Hypertonic cell volume regulation in mouse thick limbs. II. Na+-H+ and Cl(-)-HCO3- exchange in basolateral membranes.

Differential interference contrast microscopy and standard electrophysiological techniques were used to evaluate the transport processes involved in antidiuretic hormone (ADH)-dependent hypertonic cell volume regulation in the in vitro perfused mouse medullary thick ascending limb of Henle. Hypertonic cell volume regulation appeared to involve NaCl uptake into cells, since the cell volume increase after osmotic shrinkage in hypertonic media could be abolished either by symmetrical removal of Na+ from external solutions or by bath Cl- omission.
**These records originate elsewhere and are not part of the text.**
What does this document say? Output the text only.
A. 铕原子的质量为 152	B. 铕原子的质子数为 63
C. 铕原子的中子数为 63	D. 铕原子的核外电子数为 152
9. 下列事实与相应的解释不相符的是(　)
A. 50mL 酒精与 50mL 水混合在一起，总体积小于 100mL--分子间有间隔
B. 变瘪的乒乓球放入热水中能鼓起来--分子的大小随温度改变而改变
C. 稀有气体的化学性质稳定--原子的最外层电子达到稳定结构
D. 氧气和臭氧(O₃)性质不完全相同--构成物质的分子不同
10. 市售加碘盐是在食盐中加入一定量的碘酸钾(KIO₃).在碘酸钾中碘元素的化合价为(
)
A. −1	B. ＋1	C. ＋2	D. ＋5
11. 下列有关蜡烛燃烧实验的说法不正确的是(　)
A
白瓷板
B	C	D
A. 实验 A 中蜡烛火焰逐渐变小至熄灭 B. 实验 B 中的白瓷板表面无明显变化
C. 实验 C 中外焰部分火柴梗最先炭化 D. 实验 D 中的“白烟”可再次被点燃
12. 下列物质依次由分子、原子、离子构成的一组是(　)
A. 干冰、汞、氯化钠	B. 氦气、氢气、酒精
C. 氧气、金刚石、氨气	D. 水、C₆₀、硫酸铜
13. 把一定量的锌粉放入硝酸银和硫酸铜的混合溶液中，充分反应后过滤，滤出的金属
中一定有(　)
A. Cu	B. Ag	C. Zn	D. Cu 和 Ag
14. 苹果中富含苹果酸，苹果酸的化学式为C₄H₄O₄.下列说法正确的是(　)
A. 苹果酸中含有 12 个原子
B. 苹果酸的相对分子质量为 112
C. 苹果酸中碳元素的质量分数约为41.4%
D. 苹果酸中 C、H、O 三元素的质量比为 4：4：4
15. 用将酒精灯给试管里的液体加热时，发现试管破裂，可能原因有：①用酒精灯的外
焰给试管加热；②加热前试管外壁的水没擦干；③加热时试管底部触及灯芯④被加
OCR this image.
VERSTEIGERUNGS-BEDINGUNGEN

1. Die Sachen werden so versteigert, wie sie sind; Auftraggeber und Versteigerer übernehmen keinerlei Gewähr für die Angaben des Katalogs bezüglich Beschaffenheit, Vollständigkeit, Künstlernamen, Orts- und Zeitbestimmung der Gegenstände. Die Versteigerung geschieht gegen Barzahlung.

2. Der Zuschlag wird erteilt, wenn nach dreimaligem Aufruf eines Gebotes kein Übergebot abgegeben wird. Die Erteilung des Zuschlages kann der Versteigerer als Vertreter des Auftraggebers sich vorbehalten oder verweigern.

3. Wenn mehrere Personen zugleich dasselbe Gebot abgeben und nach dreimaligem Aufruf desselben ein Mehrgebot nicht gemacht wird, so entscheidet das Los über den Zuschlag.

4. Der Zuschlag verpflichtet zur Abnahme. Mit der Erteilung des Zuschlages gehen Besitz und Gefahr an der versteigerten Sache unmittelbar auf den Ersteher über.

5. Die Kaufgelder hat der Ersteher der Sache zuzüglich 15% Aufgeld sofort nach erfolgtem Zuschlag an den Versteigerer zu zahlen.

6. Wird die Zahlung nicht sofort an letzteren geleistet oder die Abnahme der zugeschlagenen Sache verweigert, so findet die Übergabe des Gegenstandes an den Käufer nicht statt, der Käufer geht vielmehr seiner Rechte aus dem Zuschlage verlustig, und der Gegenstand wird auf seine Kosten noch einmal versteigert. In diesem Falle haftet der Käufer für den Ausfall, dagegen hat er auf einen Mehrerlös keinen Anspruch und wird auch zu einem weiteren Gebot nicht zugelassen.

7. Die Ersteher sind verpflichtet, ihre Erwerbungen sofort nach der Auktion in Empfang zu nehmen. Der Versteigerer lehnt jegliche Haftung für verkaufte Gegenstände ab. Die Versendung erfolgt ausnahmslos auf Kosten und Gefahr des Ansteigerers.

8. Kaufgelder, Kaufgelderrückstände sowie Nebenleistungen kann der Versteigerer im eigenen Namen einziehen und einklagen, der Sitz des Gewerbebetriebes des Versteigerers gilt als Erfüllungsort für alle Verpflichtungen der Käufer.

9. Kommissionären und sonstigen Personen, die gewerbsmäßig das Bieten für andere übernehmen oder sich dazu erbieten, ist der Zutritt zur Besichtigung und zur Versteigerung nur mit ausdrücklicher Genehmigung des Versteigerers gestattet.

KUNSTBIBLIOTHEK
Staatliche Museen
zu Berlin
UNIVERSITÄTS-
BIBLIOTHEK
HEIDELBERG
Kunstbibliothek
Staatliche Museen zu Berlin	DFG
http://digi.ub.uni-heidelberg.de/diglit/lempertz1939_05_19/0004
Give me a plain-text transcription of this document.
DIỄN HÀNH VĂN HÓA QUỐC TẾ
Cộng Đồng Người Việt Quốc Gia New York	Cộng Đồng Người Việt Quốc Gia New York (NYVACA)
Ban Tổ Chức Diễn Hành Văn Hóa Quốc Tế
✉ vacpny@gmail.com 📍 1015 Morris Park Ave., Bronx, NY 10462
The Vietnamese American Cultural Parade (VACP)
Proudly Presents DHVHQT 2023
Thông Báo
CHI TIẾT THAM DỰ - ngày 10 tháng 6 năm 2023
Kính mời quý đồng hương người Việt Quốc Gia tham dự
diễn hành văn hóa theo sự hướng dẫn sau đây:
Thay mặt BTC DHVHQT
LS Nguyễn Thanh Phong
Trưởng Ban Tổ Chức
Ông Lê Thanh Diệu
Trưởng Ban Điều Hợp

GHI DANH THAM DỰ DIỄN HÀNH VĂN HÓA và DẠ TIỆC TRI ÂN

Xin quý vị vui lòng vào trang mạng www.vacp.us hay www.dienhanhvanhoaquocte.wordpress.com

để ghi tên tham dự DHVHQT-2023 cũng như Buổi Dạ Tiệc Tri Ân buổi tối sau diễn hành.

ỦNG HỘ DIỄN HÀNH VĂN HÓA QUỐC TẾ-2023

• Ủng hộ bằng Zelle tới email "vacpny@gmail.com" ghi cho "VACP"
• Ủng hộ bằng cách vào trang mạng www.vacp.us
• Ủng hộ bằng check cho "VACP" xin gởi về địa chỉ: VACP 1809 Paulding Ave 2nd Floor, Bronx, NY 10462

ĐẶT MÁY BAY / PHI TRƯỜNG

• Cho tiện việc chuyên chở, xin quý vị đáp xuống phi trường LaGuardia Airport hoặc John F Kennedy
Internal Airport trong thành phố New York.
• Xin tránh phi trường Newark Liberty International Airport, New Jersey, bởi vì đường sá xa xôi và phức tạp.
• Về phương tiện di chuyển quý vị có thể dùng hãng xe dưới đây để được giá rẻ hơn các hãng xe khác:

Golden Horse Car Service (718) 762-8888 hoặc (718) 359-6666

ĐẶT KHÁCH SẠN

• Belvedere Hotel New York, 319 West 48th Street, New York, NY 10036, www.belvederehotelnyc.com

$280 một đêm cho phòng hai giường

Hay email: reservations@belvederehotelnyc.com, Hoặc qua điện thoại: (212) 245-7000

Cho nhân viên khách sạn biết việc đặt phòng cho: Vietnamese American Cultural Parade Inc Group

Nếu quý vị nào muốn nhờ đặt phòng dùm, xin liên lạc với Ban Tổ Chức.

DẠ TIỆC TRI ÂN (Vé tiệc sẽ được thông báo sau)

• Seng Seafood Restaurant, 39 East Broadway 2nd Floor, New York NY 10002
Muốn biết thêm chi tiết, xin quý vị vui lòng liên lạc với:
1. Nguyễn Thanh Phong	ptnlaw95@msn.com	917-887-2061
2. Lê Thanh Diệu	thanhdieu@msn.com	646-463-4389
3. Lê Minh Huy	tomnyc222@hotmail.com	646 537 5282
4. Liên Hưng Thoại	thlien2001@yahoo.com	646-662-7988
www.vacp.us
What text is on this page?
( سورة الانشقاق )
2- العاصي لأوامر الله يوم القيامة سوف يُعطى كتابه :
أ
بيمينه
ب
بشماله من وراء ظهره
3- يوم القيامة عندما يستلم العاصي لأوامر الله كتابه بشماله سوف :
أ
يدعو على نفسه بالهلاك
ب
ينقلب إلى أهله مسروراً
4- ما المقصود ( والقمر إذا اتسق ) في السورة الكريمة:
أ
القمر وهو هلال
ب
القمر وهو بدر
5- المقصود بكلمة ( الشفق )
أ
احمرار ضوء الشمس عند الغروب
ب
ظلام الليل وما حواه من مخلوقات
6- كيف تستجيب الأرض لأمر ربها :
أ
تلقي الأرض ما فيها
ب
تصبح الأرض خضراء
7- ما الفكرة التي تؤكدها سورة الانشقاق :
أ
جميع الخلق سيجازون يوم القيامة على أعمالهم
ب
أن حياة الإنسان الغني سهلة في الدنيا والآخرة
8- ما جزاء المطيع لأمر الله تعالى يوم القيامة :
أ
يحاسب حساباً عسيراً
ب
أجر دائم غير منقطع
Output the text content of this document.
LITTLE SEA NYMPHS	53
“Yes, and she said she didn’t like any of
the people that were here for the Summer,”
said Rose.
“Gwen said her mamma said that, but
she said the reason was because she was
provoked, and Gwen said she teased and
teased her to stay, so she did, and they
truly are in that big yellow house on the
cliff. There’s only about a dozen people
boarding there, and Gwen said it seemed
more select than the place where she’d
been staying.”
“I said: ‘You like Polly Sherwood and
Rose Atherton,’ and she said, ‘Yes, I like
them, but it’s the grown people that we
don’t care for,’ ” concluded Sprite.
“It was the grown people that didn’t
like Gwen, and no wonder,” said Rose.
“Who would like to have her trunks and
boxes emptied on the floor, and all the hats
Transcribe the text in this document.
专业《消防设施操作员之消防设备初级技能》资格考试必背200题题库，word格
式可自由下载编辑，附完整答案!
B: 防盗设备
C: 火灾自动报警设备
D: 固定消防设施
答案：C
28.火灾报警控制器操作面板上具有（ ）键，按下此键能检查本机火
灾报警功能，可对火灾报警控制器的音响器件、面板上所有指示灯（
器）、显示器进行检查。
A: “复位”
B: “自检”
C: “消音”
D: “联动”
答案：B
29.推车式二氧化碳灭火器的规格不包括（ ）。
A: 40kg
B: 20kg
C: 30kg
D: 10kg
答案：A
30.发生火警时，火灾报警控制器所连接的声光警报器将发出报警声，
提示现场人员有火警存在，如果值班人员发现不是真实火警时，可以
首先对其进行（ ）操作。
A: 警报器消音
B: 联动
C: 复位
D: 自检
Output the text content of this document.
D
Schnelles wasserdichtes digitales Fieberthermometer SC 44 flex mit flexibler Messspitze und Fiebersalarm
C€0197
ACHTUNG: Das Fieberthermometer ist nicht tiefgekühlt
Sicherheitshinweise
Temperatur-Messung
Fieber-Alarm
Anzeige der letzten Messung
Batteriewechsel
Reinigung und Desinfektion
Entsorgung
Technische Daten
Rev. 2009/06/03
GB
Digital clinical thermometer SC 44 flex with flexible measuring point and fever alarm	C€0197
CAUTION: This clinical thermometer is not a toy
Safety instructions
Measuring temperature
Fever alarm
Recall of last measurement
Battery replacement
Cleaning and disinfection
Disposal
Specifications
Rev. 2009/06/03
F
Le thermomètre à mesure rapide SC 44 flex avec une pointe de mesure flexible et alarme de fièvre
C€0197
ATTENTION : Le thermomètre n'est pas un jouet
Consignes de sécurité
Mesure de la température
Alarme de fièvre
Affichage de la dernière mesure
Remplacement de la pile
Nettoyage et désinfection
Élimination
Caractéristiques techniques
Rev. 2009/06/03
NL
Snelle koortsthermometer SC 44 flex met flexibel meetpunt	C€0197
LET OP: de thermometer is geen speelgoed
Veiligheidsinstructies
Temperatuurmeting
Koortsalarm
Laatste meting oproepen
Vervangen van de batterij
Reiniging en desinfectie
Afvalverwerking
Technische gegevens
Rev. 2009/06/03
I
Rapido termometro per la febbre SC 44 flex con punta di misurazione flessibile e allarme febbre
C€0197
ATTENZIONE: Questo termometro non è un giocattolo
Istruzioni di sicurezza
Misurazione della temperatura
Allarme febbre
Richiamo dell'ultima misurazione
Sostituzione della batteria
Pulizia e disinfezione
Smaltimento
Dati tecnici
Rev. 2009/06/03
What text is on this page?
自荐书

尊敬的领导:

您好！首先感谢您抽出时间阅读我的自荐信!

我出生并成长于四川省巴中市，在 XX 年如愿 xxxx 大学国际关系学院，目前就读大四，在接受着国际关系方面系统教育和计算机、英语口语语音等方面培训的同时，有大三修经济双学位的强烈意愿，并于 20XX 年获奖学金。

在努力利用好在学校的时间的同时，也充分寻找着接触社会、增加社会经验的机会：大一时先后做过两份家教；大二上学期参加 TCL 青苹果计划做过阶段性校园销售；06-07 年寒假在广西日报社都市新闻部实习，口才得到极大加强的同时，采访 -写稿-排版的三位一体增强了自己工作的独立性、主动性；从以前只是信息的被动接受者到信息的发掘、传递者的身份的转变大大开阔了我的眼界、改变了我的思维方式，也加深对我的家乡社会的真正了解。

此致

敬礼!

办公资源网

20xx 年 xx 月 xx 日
The volume-regulatory process also required CO2/HCO3- in external media and could be abolished by the lipophilic carbonic anhydrase inhibitor, ethoxzolamide, in the presence of CO2/HCO3-. In addition, ADH-dependent hypertonic cell volume regulation was reduced or abolished by 10(-4) M amiloride, 10(-3) M ouabain, or 10(-4) M 4-acetamido-4'-isothiocyanostilbene-2,2-disulfonic acid in peritubular media or by cooling to 15 degrees C. In contrast, lumen Cl- omission or 10(-4) M amiloride addition to the perfusate had no effect on cell volume regulation in hypertonic peritubular media. These data suggest that ADH-dependent, hypertonic cell volume regulation in the mouse medullary thick limb depends on cell NaCl uptake via a secondary active transport process involving parallel Na+-H+ and Cl(-)-HCO3- exchangers in basolateral cell membranes. Finally, luminal furosemide (10(-4) M) abolished bath ouabain-mediated, rapid cell swelling in isotonic media containing ADH. Thus these exchangers do not appear to be active in the resting, isotonic state. The specific role of ADH in this NaCl transport process remains to be defined.